Por fim, o aspecto mais polémico da obra: a impiedosa crítica da autora à Igreja Católica, ao seu conservadorismo e aos desvios relativamente à doutrina pura do Cristianismo. O enredo situa-se nos últimos tempos do Pontificado de João Paulo II, época conturbada e especialmente propícia aos jogos de interesses e poder que se desenrolam no Vaticano e que Asenci aborda com coragem e desassombro. Por outro lado, os conflitos pessoais dos personagens vão pondo em questão alguns dos dogmas mais teimosamente defendidos pela Igreja, como o celibato e a castidade.
Em suma, um livro sem grandes ambições estilísticas ou de inovação literária mas que funciona como um maravilhoso exercício para usufruir do prazer de ler: leve, corajoso, divertido, interventivo, crítico e, acima de tudo, apaixonante.

segunda-feira, 1 de setembro de 2008

O Mestre de Esgrima - Arturo Pérez-Reverte

O Mestre de Esgrima é um dos primeiros romances de Perez-Reverte e aquele que mais contribuiu para transformar este escritor espanhol num dos maiores nomes da literatura contemporânea do país vizinho.
Relata-se a história de D. Jaime de Astarloa, o mestre de esgrima que luta contra a novidade das armas de fogo e, principalmente, contra o desinteresse dos seus concidadadãos pelos valores tradicionais.
O romance decorre no contexto no final do século XIX espanhol.

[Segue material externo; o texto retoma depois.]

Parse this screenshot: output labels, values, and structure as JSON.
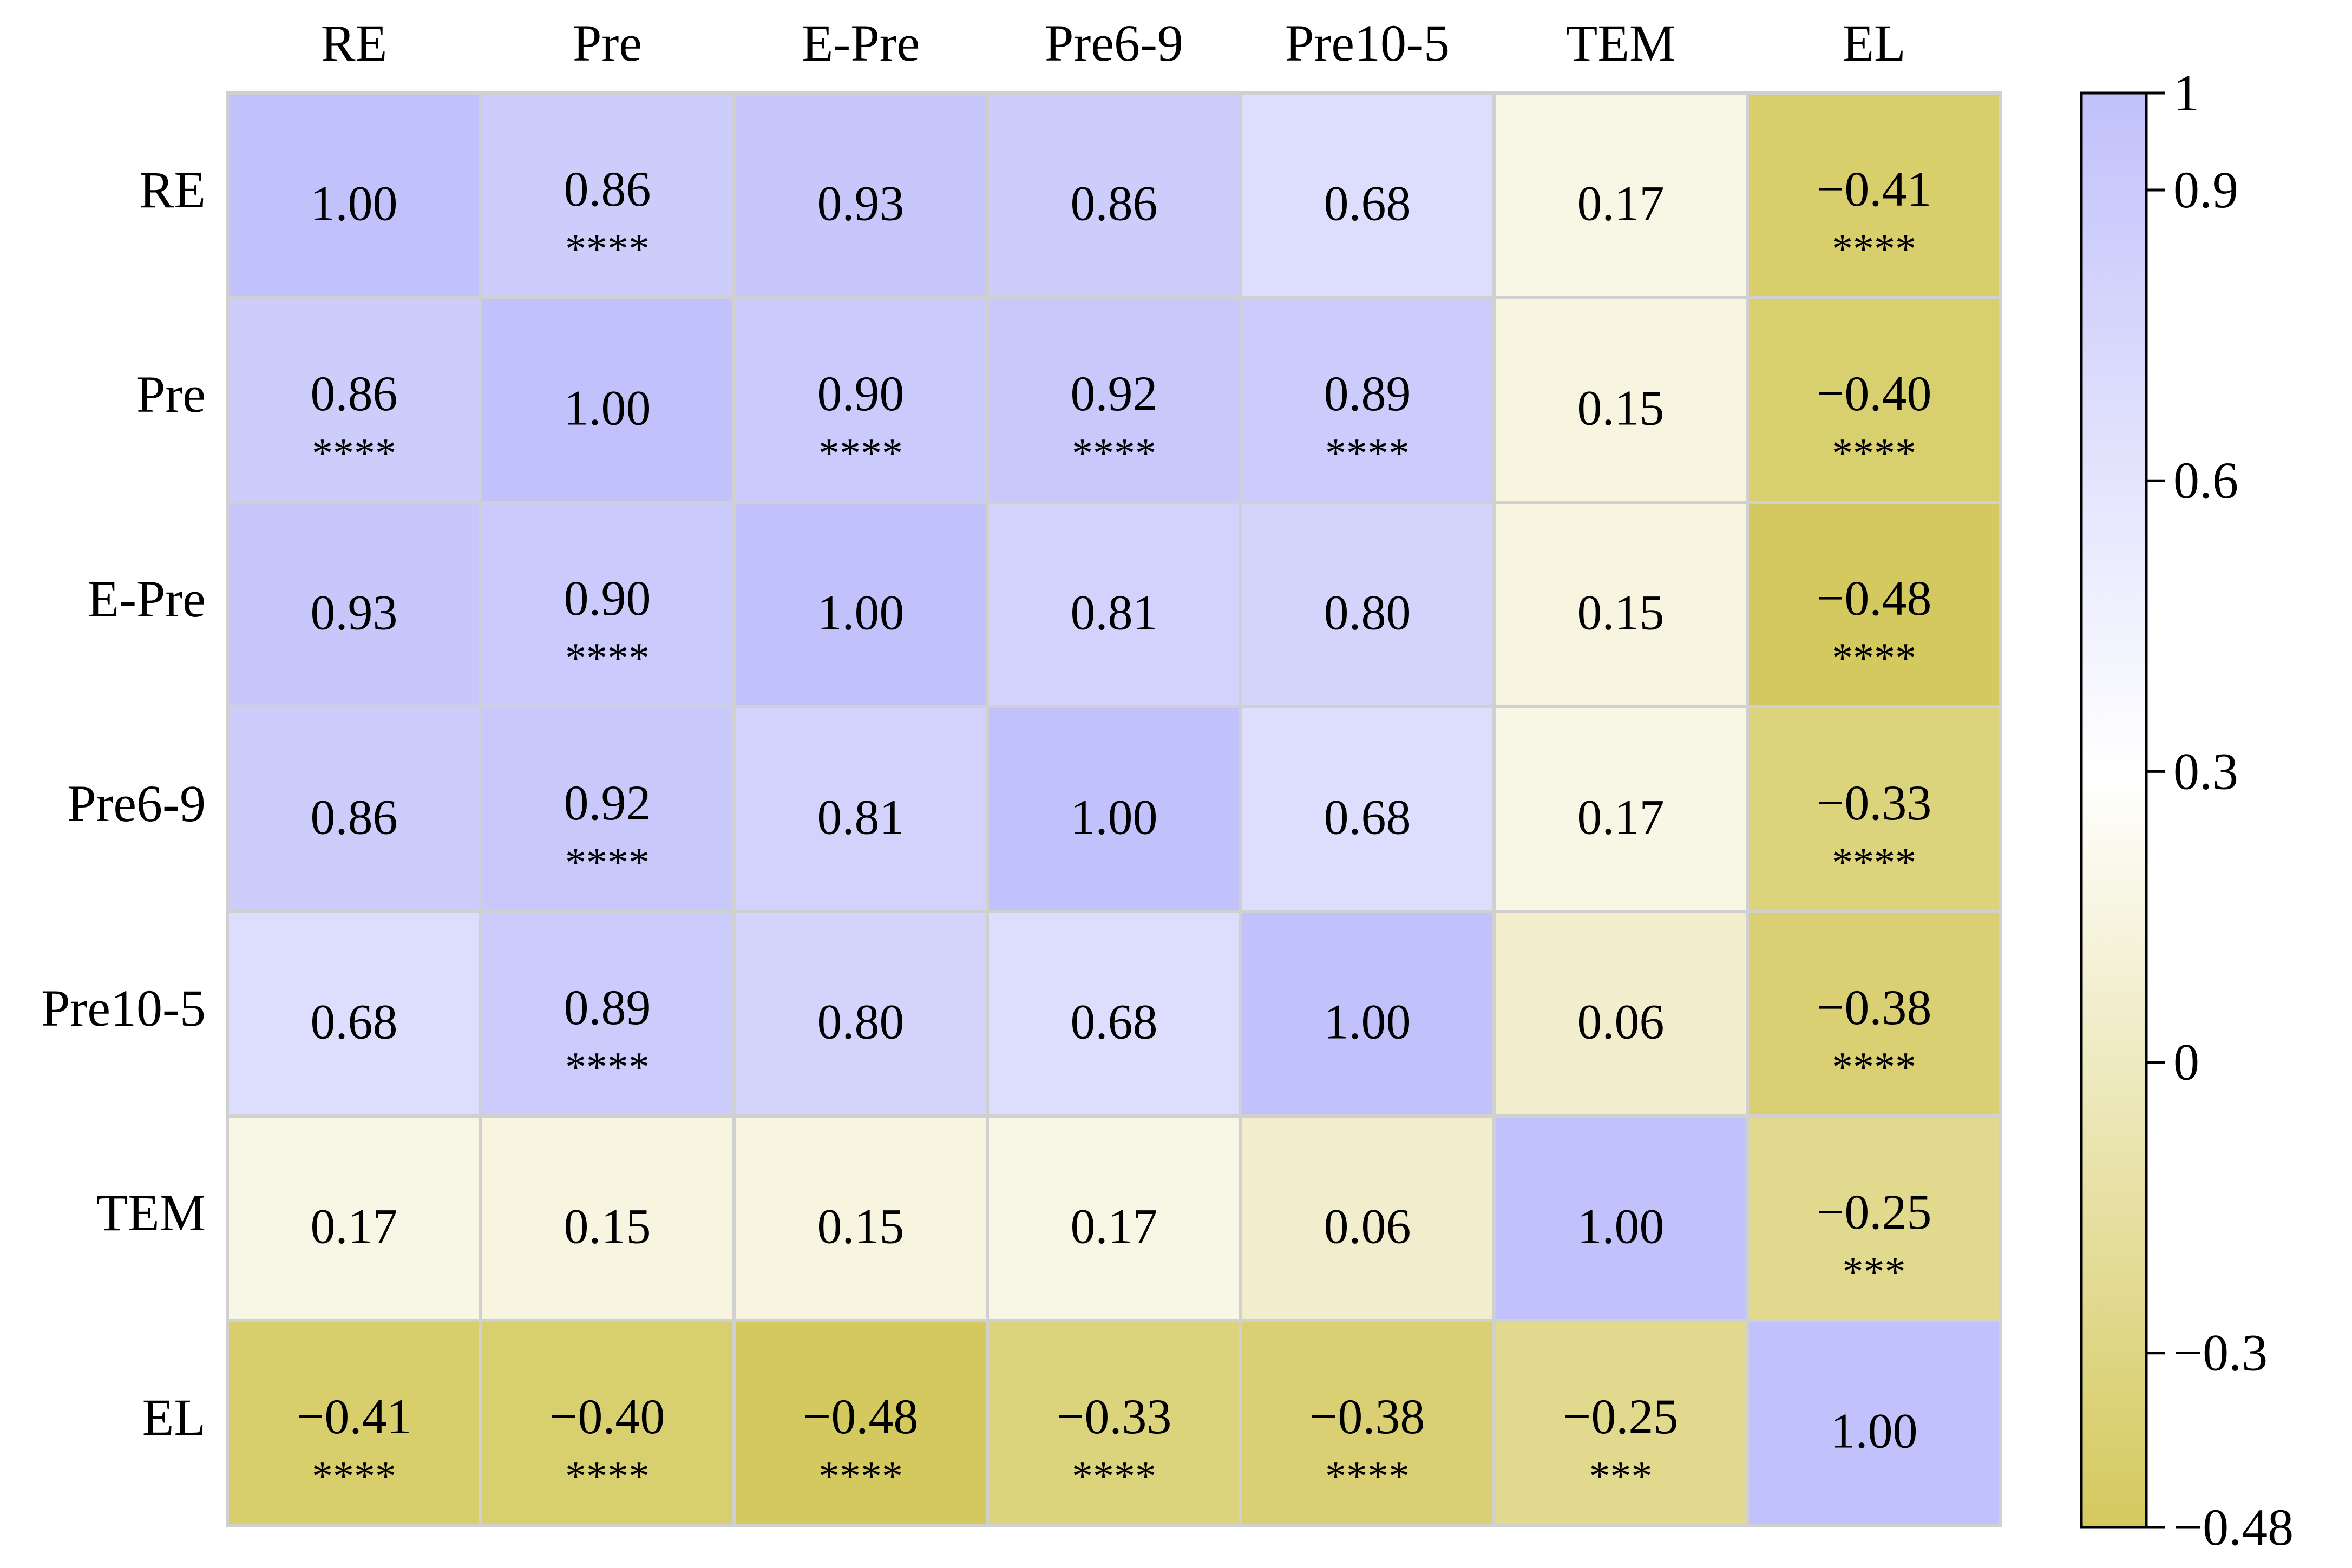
{
  "chart_data": {
    "type": "heatmap",
    "title": "",
    "xlabel": "",
    "ylabel": "",
    "columns": [
      "RE",
      "Pre",
      "E-Pre",
      "Pre6-9",
      "Pre10-5",
      "TEM",
      "EL"
    ],
    "rows": [
      "RE",
      "Pre",
      "E-Pre",
      "Pre6-9",
      "Pre10-5",
      "TEM",
      "EL"
    ],
    "values": [
      [
        1.0,
        0.86,
        0.93,
        0.86,
        0.68,
        0.17,
        -0.41
      ],
      [
        0.86,
        1.0,
        0.9,
        0.92,
        0.89,
        0.15,
        -0.4
      ],
      [
        0.93,
        0.9,
        1.0,
        0.81,
        0.8,
        0.15,
        -0.48
      ],
      [
        0.86,
        0.92,
        0.81,
        1.0,
        0.68,
        0.17,
        -0.33
      ],
      [
        0.68,
        0.89,
        0.8,
        0.68,
        1.0,
        0.06,
        -0.38
      ],
      [
        0.17,
        0.15,
        0.15,
        0.17,
        0.06,
        1.0,
        -0.25
      ],
      [
        -0.41,
        -0.4,
        -0.48,
        -0.33,
        -0.38,
        -0.25,
        1.0
      ]
    ],
    "value_labels": [
      [
        "1.00",
        "0.86",
        "0.93",
        "0.86",
        "0.68",
        "0.17",
        "−0.41"
      ],
      [
        "0.86",
        "1.00",
        "0.90",
        "0.92",
        "0.89",
        "0.15",
        "−0.40"
      ],
      [
        "0.93",
        "0.90",
        "1.00",
        "0.81",
        "0.80",
        "0.15",
        "−0.48"
      ],
      [
        "0.86",
        "0.92",
        "0.81",
        "1.00",
        "0.68",
        "0.17",
        "−0.33"
      ],
      [
        "0.68",
        "0.89",
        "0.80",
        "0.68",
        "1.00",
        "0.06",
        "−0.38"
      ],
      [
        "0.17",
        "0.15",
        "0.15",
        "0.17",
        "0.06",
        "1.00",
        "−0.25"
      ],
      [
        "−0.41",
        "−0.40",
        "−0.48",
        "−0.33",
        "−0.38",
        "−0.25",
        "1.00"
      ]
    ],
    "significance": [
      [
        "",
        "****",
        "",
        "",
        "",
        "",
        "****"
      ],
      [
        "****",
        "",
        "****",
        "****",
        "****",
        "",
        "****"
      ],
      [
        "",
        "****",
        "",
        "",
        "",
        "",
        "****"
      ],
      [
        "",
        "****",
        "",
        "",
        "",
        "",
        "****"
      ],
      [
        "",
        "****",
        "",
        "",
        "",
        "",
        "****"
      ],
      [
        "",
        "",
        "",
        "",
        "",
        "",
        "***"
      ],
      [
        "****",
        "****",
        "****",
        "****",
        "****",
        "***",
        ""
      ]
    ],
    "colorbar": {
      "range": [
        -0.48,
        1
      ],
      "ticks": [
        1,
        0.9,
        0.6,
        0.3,
        0,
        -0.3,
        -0.48
      ],
      "tick_labels": [
        "1",
        "0.9",
        "0.6",
        "0.3",
        "0",
        "−0.3",
        "−0.48"
      ],
      "colors": {
        "min": "#D4C95E",
        "mid": "#FFFFFF",
        "max": "#C1C1FB"
      },
      "midpoint": 0.3,
      "placement": "right"
    },
    "grid": true,
    "grid_color": "#D0D0D0"
  }
}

Vive-se um clima de crise política, marcado, não só pelas dúvidas na sucessão do trono mas principalmente pela corrupção e conluios. Ao mesmo tempo, de França, surgem ventos de mudança que fazem despertar o sonho da república. A guerra civil paira sobre Madrid.
Mas aquilo que mais parece deter a atenção de Reverte é a derrocada dos valores morais e éticos de toda a sociedade. Por todo o lado, reina a hipocrisia, a violência e os conluios.
Sempre crítico perante a evolução histórica do seu país, Reverte não deixa nunca de povoar o enredo com marcas de lamento pela crise dos valores da honra que o levam a dar um tom marcadamente quixotesco ao romance. De facto, Miguel de Cervantes parece espreitar por detrás de todos os cenários descritos neste livro. O próprio D. Jaime parece uma reencarnação sofisticada de D. Quixote, lutando contra o futuro, do mesmo modo que aquele lutava contra os moinhos de vento.
Tentando isolar-se deste contexto adverso, D. Jaime procura a todo o custo manter a arte da esgrima, ensinando os seus cada vez mais raros alunos nas artes do florete e da espada. De entre os seus alunos, surge a bela Adela que despertará as suas paixões e revolucionará a sua vida, envolvendo-o num enredo alucinante, de cariz policial. Adela, qual Dulcineia, é misteriosa e encantadora. É esse mistério e esse encanto que levarão D. Jaime às mais inimagináveis aventuras.
Enfim, um livro que vale pelo característico suspense das obras de Reverte, embora ainda sem o fôlego de “Clube Dumas” ou a descontracção das “Aventuras do Capitão Alatriste”. Não se encontra neste livro grande profundidade literária nem ideias inovadoras. Trata-se acima de tudo de um livro divertido, que se deixa ler com facilidade. Nada mais que isso.